Search code examples
sqlpostgresqlaggregate-functionsdistinct

PostgreSQL: Select rows until sum-reduction of a single column reaches over a threshold


I would like to write a query that takes rows from an ordered table, simultaneously aggregating one column's value until said aggregated value meets a desired threshold.

An additional criteria is that the violating row which passes the threshold should be included in the query results.

I have looked for other solutions done in PostgreSQL, leading me to creating the following query:

SELECT * FROM (
    SELECT *, SUM(amount) OVER (ORDER BY amount DESC) AS running_amount
    FROM public.orders WHERE price = 0.09) AS t
WHERE t.running_amount <= 15;

The issue with this query however is that it represents a PostgreSQL window query, which skips the aggregation of a columns value over all rows if the columns value at a given row is not unique.

Window queries unfortunately do not support taking into account the consideration of distinct-valued columns.

Some alternatives I heard for still making this possible would be through creating a PostgreSQL function, though I have no idea where to start for this sort of aggregation query.

If anyone has any ideas or know-how, I would greatly appreciate it.


Solution

  • Add a unique column (primary key) to the ORDER BY clause of the window function, e.g.:

    SELECT * FROM (
        SELECT *, SUM(amount) OVER (ORDER BY amount DESC, id) AS running_amount
        FROM public.orders WHERE price = 0.09
    ) AS t
    WHERE t.running_amount <= 15;
    

    In the lack of a unique column you can use the system column ctid.
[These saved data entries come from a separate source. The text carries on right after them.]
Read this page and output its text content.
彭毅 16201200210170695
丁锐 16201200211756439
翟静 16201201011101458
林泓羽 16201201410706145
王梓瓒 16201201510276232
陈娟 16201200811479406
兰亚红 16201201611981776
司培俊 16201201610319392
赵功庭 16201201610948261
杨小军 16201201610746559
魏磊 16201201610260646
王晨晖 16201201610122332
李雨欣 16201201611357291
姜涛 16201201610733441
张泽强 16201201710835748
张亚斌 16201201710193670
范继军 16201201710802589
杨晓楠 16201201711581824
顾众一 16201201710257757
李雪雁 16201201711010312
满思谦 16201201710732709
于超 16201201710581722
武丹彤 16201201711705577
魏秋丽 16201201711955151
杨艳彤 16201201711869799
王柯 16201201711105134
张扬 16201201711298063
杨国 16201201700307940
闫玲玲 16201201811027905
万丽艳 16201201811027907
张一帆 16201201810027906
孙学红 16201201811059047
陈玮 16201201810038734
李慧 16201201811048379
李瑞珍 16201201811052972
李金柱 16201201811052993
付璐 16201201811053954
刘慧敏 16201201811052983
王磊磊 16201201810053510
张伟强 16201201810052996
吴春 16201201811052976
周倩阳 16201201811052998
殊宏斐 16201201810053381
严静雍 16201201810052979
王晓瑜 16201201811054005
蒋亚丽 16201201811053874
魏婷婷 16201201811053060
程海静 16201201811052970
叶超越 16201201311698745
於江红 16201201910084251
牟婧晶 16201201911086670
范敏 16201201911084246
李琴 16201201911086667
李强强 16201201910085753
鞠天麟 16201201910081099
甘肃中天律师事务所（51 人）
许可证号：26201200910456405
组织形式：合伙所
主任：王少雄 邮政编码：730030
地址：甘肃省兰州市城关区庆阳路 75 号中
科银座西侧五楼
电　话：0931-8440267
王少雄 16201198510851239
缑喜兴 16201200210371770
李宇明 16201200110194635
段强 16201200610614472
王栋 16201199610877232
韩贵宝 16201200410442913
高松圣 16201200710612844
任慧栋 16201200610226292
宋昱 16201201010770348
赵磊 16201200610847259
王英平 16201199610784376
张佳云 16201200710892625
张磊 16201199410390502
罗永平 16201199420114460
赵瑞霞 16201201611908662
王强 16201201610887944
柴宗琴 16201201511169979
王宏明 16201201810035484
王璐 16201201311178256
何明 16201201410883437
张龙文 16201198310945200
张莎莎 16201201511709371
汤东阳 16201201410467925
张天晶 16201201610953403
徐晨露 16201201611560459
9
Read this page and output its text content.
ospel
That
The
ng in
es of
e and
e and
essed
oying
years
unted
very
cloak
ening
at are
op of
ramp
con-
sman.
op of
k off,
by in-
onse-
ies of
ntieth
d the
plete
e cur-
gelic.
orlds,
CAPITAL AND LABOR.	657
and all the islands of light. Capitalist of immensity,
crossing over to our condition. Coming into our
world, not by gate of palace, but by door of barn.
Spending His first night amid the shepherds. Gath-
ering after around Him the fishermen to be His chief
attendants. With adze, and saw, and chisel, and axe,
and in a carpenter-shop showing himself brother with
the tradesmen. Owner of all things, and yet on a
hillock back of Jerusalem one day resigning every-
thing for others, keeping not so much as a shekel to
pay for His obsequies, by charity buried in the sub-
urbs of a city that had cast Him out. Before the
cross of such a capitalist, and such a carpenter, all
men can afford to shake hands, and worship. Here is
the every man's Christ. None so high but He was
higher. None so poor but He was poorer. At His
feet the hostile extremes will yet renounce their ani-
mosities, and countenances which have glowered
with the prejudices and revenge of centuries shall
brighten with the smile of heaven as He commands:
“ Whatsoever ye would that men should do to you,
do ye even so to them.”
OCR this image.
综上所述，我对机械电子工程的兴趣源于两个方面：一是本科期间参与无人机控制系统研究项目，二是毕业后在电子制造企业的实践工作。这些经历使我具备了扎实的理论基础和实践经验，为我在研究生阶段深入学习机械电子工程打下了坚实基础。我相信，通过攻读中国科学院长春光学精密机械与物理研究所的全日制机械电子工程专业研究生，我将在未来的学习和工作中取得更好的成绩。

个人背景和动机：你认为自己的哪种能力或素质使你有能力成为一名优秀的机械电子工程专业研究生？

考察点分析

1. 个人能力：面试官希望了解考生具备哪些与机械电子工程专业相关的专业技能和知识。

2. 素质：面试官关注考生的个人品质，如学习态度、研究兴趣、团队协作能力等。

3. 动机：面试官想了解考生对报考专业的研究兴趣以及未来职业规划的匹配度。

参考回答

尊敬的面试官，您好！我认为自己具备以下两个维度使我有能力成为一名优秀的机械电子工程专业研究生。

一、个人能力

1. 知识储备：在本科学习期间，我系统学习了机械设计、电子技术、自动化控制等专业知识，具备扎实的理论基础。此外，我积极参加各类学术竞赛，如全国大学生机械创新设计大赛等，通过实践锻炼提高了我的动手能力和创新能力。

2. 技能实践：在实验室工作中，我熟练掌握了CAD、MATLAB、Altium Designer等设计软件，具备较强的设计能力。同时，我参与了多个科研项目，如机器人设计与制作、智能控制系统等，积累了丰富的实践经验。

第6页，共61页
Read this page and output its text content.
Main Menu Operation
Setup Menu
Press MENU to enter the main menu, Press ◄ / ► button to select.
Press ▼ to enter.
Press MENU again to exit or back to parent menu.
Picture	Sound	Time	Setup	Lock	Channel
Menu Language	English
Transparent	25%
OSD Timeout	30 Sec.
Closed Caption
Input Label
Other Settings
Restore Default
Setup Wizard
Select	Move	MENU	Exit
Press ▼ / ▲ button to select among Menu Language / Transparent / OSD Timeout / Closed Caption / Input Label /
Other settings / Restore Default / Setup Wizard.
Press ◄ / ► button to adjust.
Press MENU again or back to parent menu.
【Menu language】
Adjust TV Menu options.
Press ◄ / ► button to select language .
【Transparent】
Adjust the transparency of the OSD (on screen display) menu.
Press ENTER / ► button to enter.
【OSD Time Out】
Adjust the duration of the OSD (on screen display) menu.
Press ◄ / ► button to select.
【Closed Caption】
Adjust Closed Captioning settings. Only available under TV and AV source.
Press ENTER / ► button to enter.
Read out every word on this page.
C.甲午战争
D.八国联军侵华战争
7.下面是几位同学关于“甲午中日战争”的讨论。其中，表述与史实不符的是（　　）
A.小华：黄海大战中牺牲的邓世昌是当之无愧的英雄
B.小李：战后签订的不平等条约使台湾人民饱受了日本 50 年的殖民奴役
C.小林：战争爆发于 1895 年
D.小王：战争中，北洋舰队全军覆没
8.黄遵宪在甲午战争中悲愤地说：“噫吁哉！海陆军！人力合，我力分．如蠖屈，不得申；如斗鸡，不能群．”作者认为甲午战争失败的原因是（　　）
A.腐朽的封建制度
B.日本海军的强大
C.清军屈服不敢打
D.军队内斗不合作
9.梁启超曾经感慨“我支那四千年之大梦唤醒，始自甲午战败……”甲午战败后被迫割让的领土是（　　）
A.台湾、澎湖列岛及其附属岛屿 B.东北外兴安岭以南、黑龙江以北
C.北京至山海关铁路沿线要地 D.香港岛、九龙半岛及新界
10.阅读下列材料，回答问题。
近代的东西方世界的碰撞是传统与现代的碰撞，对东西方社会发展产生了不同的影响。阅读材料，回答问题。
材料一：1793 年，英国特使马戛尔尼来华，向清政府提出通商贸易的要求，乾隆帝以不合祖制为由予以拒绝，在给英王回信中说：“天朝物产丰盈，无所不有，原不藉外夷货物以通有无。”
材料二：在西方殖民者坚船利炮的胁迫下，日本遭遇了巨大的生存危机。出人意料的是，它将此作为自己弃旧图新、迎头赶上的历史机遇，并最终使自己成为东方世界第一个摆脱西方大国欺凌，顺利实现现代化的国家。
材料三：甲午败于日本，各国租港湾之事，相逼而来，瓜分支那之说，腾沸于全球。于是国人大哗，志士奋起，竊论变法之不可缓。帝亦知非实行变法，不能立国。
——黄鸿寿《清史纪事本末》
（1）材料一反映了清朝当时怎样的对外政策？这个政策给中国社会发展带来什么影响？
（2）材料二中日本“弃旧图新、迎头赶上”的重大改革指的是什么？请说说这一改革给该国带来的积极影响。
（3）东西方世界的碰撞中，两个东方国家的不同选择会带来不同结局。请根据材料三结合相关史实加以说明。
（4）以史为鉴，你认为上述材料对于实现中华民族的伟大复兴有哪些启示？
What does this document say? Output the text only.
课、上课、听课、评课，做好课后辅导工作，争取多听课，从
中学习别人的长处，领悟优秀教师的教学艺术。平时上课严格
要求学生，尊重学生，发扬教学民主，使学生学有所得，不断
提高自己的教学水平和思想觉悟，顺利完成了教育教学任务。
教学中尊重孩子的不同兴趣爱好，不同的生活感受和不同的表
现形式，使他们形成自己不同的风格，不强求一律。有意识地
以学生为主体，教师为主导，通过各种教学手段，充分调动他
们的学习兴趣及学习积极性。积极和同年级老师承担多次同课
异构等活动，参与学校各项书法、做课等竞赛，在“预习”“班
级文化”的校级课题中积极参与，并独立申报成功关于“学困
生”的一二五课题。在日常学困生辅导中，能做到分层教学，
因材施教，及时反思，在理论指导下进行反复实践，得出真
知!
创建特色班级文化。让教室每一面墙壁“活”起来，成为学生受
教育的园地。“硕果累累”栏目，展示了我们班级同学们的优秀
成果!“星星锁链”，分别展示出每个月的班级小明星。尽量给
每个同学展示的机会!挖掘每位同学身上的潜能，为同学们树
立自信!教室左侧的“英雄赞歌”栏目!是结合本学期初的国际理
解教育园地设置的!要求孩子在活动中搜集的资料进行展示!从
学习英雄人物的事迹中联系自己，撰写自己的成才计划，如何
    You can use UNION ALL to get the violating row which passes the threshold, e.g.:

    WITH cte AS (
        SELECT *, SUM(amount) OVER (ORDER BY amount DESC, id) AS running_amount
        FROM public.orders 
        WHERE price = 0.09
    )
    SELECT * 
    FROM cte
    WHERE running_amount <= 15
    UNION ALL (
        SELECT * 
        FROM cte
        WHERE running_amount > 15
        LIMIT 1
    );